JP: I think we all depend on people like that; we all draw inspiration from them because it is just remarkable to me and inspiring. The Palestinians keep going, those who attack them again and again, the Israelis and Americans and former Israelis, Americans, Europeans and so on.
These constant attacks on Palestine have not even divided the Palestinians yet, I mean, yes, Gaza has been physically divided from the West Bank, the Occupied Territories, but even that division between people in Gaza and people in the West Bank as well as class division, of course there are but the fact that the Palestinian people keep going and this is a spectacle I find very moving, that Palestinian children going to school all dressed up in their school uniforms making their way through rubble, often having had disturbed nights and perhaps disturbing themselves by the attacks on them by the Israelis and so on.

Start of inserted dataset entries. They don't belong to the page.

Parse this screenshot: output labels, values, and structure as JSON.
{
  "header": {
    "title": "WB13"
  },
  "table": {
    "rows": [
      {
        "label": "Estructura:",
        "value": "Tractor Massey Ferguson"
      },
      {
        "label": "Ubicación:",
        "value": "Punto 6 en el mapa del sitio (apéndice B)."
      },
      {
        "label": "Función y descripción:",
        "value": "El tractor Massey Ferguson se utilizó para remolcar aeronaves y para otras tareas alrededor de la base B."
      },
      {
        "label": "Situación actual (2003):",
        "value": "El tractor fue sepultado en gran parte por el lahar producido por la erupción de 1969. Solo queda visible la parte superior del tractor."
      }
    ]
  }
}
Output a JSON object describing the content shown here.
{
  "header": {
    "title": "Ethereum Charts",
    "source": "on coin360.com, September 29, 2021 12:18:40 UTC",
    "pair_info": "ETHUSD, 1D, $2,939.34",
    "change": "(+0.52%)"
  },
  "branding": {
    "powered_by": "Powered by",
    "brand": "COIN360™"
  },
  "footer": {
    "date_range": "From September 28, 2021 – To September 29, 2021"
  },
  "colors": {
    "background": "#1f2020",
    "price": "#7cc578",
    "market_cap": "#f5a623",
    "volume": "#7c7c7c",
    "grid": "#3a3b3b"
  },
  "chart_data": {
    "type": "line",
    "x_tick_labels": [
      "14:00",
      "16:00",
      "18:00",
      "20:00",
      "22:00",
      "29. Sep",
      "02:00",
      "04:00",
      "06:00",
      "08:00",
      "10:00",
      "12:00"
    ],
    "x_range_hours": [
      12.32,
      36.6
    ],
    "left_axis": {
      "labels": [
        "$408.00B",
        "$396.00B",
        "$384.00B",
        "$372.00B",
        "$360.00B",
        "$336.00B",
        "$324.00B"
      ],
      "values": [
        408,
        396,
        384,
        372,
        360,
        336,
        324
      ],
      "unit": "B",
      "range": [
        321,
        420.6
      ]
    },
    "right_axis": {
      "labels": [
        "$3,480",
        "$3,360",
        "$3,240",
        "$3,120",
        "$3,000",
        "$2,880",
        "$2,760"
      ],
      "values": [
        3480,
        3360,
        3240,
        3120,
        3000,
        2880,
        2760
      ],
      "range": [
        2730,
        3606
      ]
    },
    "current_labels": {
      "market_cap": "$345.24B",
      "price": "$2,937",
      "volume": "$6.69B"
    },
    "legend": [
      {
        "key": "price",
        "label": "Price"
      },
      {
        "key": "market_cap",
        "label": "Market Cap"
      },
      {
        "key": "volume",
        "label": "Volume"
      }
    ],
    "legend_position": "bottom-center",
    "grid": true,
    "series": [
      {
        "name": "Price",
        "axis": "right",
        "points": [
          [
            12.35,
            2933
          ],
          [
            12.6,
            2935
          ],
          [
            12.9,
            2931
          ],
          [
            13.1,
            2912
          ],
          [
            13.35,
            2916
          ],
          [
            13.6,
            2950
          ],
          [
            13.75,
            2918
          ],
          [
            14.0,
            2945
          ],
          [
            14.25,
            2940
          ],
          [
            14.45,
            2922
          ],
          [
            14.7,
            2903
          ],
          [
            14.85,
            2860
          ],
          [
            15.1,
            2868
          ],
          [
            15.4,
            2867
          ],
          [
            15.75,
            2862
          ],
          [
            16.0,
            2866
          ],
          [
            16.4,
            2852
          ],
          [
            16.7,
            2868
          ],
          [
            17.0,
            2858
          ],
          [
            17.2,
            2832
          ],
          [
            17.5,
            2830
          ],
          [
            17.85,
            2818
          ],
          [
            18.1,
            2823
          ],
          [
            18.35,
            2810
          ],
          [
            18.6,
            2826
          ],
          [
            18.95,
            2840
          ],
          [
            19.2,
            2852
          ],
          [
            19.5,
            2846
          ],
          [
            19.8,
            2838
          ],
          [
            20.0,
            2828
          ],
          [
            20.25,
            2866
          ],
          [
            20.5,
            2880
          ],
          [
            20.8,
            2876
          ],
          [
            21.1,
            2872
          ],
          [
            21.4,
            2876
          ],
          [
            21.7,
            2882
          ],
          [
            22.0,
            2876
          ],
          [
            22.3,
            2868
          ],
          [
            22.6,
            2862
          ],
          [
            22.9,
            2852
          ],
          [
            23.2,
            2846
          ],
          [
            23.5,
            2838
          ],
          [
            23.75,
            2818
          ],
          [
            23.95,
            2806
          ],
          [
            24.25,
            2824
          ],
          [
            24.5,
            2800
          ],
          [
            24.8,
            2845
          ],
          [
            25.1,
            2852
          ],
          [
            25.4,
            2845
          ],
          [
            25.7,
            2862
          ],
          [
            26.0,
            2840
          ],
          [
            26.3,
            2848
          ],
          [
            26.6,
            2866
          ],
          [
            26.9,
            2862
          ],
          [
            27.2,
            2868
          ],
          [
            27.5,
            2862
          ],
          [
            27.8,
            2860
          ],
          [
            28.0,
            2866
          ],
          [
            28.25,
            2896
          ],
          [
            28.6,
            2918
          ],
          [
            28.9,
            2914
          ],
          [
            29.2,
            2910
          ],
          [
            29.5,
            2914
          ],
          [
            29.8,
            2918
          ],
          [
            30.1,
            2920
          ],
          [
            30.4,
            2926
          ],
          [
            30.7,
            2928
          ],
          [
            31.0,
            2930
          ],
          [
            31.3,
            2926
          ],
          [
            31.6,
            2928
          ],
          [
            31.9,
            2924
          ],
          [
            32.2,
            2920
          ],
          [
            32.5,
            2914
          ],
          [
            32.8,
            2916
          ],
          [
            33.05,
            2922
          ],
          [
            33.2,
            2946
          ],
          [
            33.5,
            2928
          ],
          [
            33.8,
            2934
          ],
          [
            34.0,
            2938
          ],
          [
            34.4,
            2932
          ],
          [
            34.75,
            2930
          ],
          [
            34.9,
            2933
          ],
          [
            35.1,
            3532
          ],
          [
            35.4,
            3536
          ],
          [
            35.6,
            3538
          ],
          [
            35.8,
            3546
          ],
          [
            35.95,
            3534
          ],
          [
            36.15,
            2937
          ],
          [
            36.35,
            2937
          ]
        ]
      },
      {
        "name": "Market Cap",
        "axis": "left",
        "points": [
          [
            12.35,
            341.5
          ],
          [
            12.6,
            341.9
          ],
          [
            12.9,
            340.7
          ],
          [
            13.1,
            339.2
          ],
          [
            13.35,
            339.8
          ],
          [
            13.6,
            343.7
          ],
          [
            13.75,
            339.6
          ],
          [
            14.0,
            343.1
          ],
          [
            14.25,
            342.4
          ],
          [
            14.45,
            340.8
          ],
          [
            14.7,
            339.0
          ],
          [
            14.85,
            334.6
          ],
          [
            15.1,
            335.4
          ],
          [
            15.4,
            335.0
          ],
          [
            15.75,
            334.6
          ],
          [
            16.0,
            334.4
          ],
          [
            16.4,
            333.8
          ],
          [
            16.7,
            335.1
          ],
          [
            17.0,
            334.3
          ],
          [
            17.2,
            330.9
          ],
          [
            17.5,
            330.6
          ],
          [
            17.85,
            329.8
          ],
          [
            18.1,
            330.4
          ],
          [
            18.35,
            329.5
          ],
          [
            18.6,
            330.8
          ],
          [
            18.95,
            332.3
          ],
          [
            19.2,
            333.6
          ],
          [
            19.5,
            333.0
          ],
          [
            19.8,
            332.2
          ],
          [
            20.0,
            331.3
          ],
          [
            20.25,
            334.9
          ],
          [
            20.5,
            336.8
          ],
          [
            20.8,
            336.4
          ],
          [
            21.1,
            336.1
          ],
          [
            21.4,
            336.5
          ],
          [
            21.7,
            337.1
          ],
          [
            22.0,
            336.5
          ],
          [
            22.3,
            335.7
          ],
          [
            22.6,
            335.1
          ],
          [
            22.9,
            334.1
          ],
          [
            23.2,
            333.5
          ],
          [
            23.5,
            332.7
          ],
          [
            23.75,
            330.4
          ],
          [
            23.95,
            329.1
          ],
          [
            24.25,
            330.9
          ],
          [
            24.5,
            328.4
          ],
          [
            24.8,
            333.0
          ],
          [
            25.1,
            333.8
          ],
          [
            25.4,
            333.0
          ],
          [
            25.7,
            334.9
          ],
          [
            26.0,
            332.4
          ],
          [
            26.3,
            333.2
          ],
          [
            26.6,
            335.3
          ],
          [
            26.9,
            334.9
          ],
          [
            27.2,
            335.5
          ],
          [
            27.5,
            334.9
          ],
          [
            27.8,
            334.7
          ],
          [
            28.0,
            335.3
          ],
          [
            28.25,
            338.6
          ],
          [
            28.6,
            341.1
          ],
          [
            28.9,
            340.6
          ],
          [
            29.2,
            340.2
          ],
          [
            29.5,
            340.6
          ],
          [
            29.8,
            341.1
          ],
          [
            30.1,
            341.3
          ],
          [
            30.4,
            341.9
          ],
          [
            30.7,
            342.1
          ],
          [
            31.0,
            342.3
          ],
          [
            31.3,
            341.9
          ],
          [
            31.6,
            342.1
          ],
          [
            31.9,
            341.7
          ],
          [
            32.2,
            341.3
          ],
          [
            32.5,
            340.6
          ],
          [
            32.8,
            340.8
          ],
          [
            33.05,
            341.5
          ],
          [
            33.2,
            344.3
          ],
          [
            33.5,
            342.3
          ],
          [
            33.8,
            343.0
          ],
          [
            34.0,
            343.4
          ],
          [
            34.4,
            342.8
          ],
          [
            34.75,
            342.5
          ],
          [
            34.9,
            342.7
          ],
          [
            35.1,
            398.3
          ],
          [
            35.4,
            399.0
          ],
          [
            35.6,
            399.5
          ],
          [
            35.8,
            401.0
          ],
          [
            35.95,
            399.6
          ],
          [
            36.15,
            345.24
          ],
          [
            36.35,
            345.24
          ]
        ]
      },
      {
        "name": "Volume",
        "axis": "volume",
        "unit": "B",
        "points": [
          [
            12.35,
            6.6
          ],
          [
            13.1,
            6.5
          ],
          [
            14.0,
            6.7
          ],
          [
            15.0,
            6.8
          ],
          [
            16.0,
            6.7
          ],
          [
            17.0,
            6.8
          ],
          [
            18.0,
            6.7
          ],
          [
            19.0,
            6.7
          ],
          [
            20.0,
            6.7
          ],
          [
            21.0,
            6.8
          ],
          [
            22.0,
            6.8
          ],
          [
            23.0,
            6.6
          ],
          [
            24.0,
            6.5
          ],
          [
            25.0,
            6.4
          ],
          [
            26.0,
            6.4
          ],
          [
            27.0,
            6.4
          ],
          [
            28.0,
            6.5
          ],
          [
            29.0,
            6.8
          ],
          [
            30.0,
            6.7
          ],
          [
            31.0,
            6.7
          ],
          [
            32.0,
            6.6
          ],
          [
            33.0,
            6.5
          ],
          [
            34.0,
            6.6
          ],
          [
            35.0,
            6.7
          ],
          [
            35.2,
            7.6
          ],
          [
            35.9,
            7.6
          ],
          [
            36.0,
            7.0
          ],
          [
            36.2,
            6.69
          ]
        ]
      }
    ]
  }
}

So, because Palestine is still the issue, because unless there is a settlement, unless there is justice that is the key word, justice for the Palestinian people (when I said settlement I mean a just one), there is not going to be peace really in the region or in the broader world so we depend on the people there to keep going.
FB: Thanks John, thanks again.
John Pilger is an award winning Australian journalist and broadcaster/documentary maker primarily based in Britain.
Frank Barat is a human rights activist based in London, UK and is coordinator of the Russell Tribunal on Palestine.
The views expressed in this article are the author’s own and do not necessarily reflect Al Jazeera’s editorial policy.